The demands of a growing economy require more energy than the year previously, and so on. Renewables, which have their own backstory of pollution, scarcity and energy consumption, are being asked to increase their energy contribution faster than the extra energy demands of a growing economy.
Yet wind and solar currently only account for 3.3 per cent of the world's energy. That means an enormous amount of energy is still required from fossil fuels. Measured across the globe, demand is increasing, not falling.
The insatiable needs of expanding economies make phasing out coal, gas and oil extremely difficult. In fact, impossible.
For example, Australia — despite international condemnation — is refusing to roll back its coal industry, which it relies on for over half its electricity.
To keep the economy growing, Australia will need more energy next year than in 2021. So not burning coal isn't an option.
Activists, scientists and indigenous people have been highly critical, even despondent, about the outcome of the UN climate summit.
They know that as long as the global economy keeps growing and the developers hold sway, the amount of carbon emitted into the atmosphere will ensure global temperatures continue to rise.
The pledges to cut emissions that were made in Glasgow are widely recognised as insufficient to keep the global temperature increase to below two degrees. And even then, it's probable that many countries won't follow through. Or accountancy tricks and offsets will be used to exaggerate a country's commitment to reducing emissions.

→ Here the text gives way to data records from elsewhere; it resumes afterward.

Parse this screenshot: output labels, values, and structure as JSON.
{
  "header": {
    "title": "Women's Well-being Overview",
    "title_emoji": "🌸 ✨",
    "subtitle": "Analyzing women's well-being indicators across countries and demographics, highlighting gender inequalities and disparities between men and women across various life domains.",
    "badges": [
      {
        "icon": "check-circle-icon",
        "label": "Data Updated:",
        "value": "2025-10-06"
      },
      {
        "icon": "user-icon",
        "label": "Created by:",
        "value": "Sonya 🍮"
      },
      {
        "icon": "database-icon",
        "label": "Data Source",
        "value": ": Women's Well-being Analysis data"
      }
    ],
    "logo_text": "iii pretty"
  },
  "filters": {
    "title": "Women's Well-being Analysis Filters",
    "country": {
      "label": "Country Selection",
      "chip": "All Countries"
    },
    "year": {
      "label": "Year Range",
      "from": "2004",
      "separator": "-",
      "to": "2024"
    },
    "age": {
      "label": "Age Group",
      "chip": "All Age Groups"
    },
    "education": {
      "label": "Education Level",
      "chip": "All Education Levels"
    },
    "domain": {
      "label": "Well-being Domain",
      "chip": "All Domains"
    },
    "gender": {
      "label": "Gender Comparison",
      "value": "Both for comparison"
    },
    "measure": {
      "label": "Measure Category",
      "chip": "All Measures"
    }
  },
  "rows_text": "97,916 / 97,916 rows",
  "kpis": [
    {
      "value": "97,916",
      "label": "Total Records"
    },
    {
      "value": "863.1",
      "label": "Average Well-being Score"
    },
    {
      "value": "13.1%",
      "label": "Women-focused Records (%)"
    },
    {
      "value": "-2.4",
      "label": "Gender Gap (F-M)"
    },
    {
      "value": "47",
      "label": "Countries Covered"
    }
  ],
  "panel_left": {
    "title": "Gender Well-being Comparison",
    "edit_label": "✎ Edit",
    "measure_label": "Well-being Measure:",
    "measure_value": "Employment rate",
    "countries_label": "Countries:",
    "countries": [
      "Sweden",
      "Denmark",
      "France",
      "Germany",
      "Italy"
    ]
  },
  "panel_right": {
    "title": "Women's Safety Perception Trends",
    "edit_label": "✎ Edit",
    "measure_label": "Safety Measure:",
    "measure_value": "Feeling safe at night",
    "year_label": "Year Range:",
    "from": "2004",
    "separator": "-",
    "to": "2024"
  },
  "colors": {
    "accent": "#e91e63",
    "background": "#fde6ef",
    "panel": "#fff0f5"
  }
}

The New Zealand government pledged to reduce net emissions by 50 per cent by 2030. The fine print says it will do so largely by purchasing carbon credits overseas.
There are big question marks over the legitimacy of those credits and whether it leads to real and lasting reductions in global emissions.
The Government's calculation is that buying overseas credits will have less impact on the economy than forcing actual emissions cuts. By having fewer dairy farms, less freight on our roads, fewer cars and reduced travel. Or less new construction of buildings, bridges, roads and other infrastructure.
However the Government spins it, we won't be doing our share, relying instead on other countries to go far and beyond. That's wishful thinking, as every other government in the world is committed to growing their economies.
If the world's leaders continue to take this path, then the worst-case scenarios for climate change are inevitable.
We can have more and more development — for now — or we can slash emissions to prevent runaway global warming and the devastation that will bring. We can't do both.
I just wish we had politicians who would at least admit this. It's the obscuring, the accountancy tricks, the posturing, the promises made for the future, the childish indulgence that we think we can have it both ways that I find so frustrating. Coming even from the leaders of our own Green Party.
We may have got somewhere in admitting the truth of how serious the threat of climate change is, but we're mostly in denial about what we need to do — and crucially give up —to stop the tsunami that's building.